The victory came amid moves by Boeing to redesign its 767 production line to cut costs in an attempt to outbid EADS, saying its aircraft would have lower overall production and maintenance expenses.

“The low-ownership-cost message clearly had its appeal in these budget-constrained times,” the Teal Group’s Aboulafia said. “But EADS’s supporters will do their best to try to stall this contract and to make a split-buy an acceptable alternative.”

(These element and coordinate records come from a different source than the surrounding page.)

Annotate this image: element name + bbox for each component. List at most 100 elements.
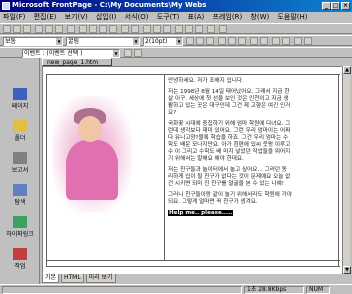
navigation-icon	[13, 184, 27, 196]
numbering-icon[interactable]	[250, 37, 258, 45]
event-select[interactable]: 이벤트 : (이벤트 선택 ) ▼	[22, 49, 120, 58]
highlight-icon[interactable]	[294, 37, 302, 45]
help-icon[interactable]	[219, 25, 227, 33]
print-icon[interactable]	[45, 25, 53, 33]
menu-edit[interactable]: 편집(E)	[31, 12, 60, 23]
standard-toolbar	[0, 23, 352, 34]
views-item-page[interactable]: 페이지	[0, 88, 40, 110]
redo-icon[interactable]	[131, 25, 139, 33]
views-bar: 페이지 폴더 보고서 탐색 하이퍼링크 작업	[0, 58, 40, 284]
minimize-button[interactable]: _	[322, 2, 331, 10]
status-bar: 1초 28.8Kbps NUM	[0, 284, 352, 294]
paragraph: 국화꽃 시대에 중집하기 위해 엄마 학원에 다녀요. 그런데 생각보다 재미 …	[168, 121, 291, 162]
folder-icon	[13, 120, 27, 132]
format-painter-icon[interactable]	[109, 25, 117, 33]
greeting-text: 안녕하세요. 저가 조해지 입니다.	[168, 78, 244, 84]
views-item-tasks[interactable]: 작업	[0, 248, 40, 270]
vertical-scrollbar[interactable]: ▲ ▼	[342, 66, 351, 274]
table-border	[46, 74, 47, 266]
menu-frames[interactable]: 프레임(R)	[210, 12, 246, 23]
spelling-icon[interactable]	[67, 25, 75, 33]
num-lock-indicator: NUM	[306, 286, 330, 294]
menu-bar: 파일(F) 편집(E) 보기(V) 삽입(I) 서식(O) 도구(T) 표(A)…	[0, 12, 352, 23]
hyperlink-icon[interactable]	[175, 25, 183, 33]
paragraph: 그러니 친구들이랑 같이 놀기 위해서라도 학원에 가야 되요. 그렇게 얼마면…	[168, 192, 292, 205]
open-icon[interactable]	[13, 25, 21, 33]
size-select[interactable]: 2(10pt) ▼	[143, 37, 183, 46]
status-message	[2, 286, 242, 294]
paragraph: 저는 1998년 8월 14일 태어났어요. 그래서 지금 한살 이구. 세상에…	[168, 89, 291, 116]
child-photo	[52, 96, 132, 212]
scroll-down-icon[interactable]: ▼	[343, 266, 351, 274]
effect-icon[interactable]	[124, 49, 132, 57]
frontpage-app-icon	[2, 2, 10, 10]
cut-icon[interactable]	[79, 25, 87, 33]
style-select[interactable]: 보통 ▼	[3, 37, 63, 46]
download-time: 1초 28.8Kbps	[244, 286, 304, 294]
table-border	[46, 74, 340, 75]
menu-view[interactable]: 보기(V)	[62, 12, 91, 23]
apply-icon[interactable]	[134, 49, 142, 57]
views-item-hyperlinks[interactable]: 하이퍼링크	[0, 216, 40, 238]
align-right-icon[interactable]	[238, 37, 246, 45]
tab-normal[interactable]: 기본	[42, 274, 60, 283]
underline-icon[interactable]	[206, 37, 214, 45]
window-title: Microsoft FrontPage - C:\My Documents\My…	[12, 1, 207, 9]
picture-icon[interactable]	[163, 25, 171, 33]
maximize-button[interactable]: □	[331, 2, 340, 10]
bold-icon[interactable]	[186, 37, 194, 45]
preview-icon[interactable]	[55, 25, 63, 33]
tab-preview[interactable]: 미리 보기	[85, 274, 116, 283]
copy-icon[interactable]	[89, 25, 97, 33]
table-border	[338, 74, 339, 266]
align-left-icon[interactable]	[218, 37, 226, 45]
show-all-icon[interactable]	[207, 25, 215, 33]
menu-table[interactable]: 표(A)	[185, 12, 208, 23]
title-bar: Microsoft FrontPage - C:\My Documents\My…	[0, 0, 352, 12]
table-border	[164, 74, 165, 260]
view-mode-tabs: 기본 HTML 미리 보기	[42, 274, 242, 283]
refresh-icon[interactable]	[185, 25, 193, 33]
views-item-folders[interactable]: 폴더	[0, 120, 40, 142]
stop-icon[interactable]	[195, 25, 203, 33]
undo-icon[interactable]	[121, 25, 129, 33]
menu-file[interactable]: 파일(F)	[0, 12, 28, 23]
menu-window[interactable]: 창(W)	[247, 12, 272, 23]
chevron-down-icon: ▼	[176, 38, 182, 45]
formatting-toolbar: 보통 ▼ 굴림 ▼ 2(10pt) ▼	[0, 35, 352, 46]
decrease-indent-icon[interactable]	[272, 37, 280, 45]
menu-help[interactable]: 도움말(H)	[274, 12, 310, 23]
paste-icon[interactable]	[99, 25, 107, 33]
menu-format[interactable]: 서식(O)	[122, 12, 152, 23]
page-icon	[13, 88, 27, 100]
italic-icon[interactable]	[196, 37, 204, 45]
chevron-down-icon: ▼	[133, 38, 139, 45]
font-color-icon[interactable]	[304, 37, 312, 45]
scroll-up-icon[interactable]: ▲	[343, 66, 351, 74]
help-highlight-text: Help me.. please.....	[168, 210, 234, 216]
paragraph: 저는 친구들과 놀이터에서 놀고 싶어요... 그러던 동리하게 입이 될 친구…	[168, 167, 291, 187]
views-item-reports[interactable]: 보고서	[0, 152, 40, 174]
hyperlink-icon	[13, 216, 27, 228]
views-item-navigation[interactable]: 탐색	[0, 184, 40, 206]
report-icon	[13, 152, 27, 164]
font-select[interactable]: 굴림 ▼	[66, 37, 140, 46]
chevron-down-icon: ▼	[113, 50, 119, 57]
document-tab[interactable]: new_page_1.htm	[42, 58, 112, 66]
close-button[interactable]: ×	[341, 2, 350, 10]
table-icon[interactable]	[153, 25, 161, 33]
component-icon[interactable]	[143, 25, 151, 33]
page-text: 안녕하세요. 저가 조해지 입니다. 저는 1998년 8월 14일 태어났어요…	[168, 78, 292, 270]
tab-html[interactable]: HTML	[60, 274, 84, 283]
menu-tools[interactable]: 도구(T)	[154, 12, 183, 23]
chevron-down-icon: ▼	[56, 38, 62, 45]
align-center-icon[interactable]	[228, 37, 236, 45]
publish-icon[interactable]	[35, 25, 43, 33]
tasks-icon	[13, 248, 27, 260]
new-icon[interactable]	[3, 25, 11, 33]
dhtml-toolbar: 이벤트 : (이벤트 선택 ) ▼	[0, 47, 352, 58]
save-icon[interactable]	[23, 25, 31, 33]
menu-insert[interactable]: 삽입(I)	[93, 12, 119, 23]
increase-indent-icon[interactable]	[282, 37, 290, 45]
bullets-icon[interactable]	[260, 37, 268, 45]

The consensus among industry analysts and Washington, D.C.- based research institute observers was that EADS would win, said Byron Callan, a defense analyst with Capital Alpha Partners LLC. “With the win, Boeing erases the market share it has lost in recent years to Airbus in global tankers,” he said.
Boeing as Underdog

In a Feb. 22 note to clients, Deutsche Bank aerospace analyst Myles Walton said: “Boeing seems to be presenting itself as the underdog, which is either managing expectations or they are the underdog and want to ensure political supporters are preparing to fight a loss.”

“In either case, we expect stock reaction could be a couple dollars upside on a win and a modest downside move on a loss,” Walton said.

Asked during a Dec. 1 interview about the relative value of the tanker program to Boeing’s defense business, Muilenburg said: “In terms of our overall business base, it’s not a needle-mover for us. It’s important to us, but it’s not something we are dependent on.”

Boeing’s first attempt at the contract was derailed in 2004 by a scandal involving former top Air Force procurement official Darleen Druyun and then-Boeing Chief Financial Officer Michael Sears.

Sears was sentenced to four months in prison for offering Druyun a job in October 2002, during the initial tanker negotiations. She was hired in January 2003. Druyun was sentenced to nine months in prison.

The second attempt was postponed by Defense Secretary Robert Gates in September 2008 to review the competition’s criteria and leave the decision to the next administration.

Boeing successfully protested the tanker award that February to Northrop Grumman Corp. and EADS.